Suhoor is the time to start preparing for the days fast and you will hear a drummer reminding people that they must eat now as dawn is approaching and the fast will begin.


Eid-ul-Fitr

The end of Ramadan is marked by the celebration of Eid-ul-Fitr. Traditionally this is a family orientated day, when people visit their relatives and friends. Muslims go to special Eid prayers at the mosque in the morning to worship and give thanks, after which everyone wishes each other ‘ Eid mubarak ’, a blessed Eid. Muslims who can afford it give a special Eid day alms that goes to the poor, and may also give to charity in general. In addition, the yearly alms known as Zakat is often given on this day, which again goes to those in need. The rest of the day is spent eating celebratory foods and socialising.
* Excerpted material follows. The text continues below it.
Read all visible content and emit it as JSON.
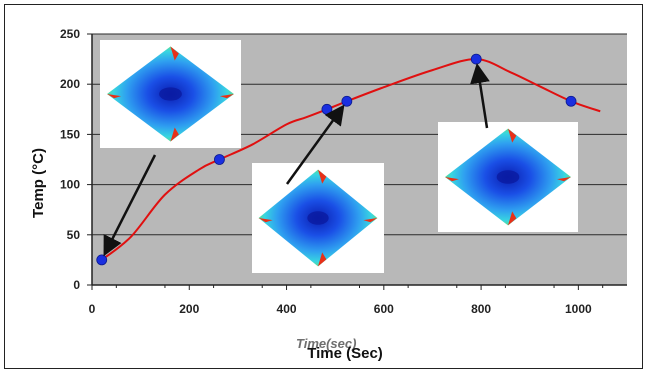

New clothes are usually worn and children are given some money and presents.

As this is a family day and a celebration, people like to take time off work or university for the day.

I personally fast and find not eating is easy but I do struggle with not having water when I am thirsty and of course with this years fast being in the very hot month of August it will be a much bigger challenge.

Maiden


----------



## Leavingcairo (Jul 8, 2010)

Thanks - useful information.


----------



## Nadi (Jul 24, 2010)

Great , you do good advices to all here .. 

Thanks a lot .


----------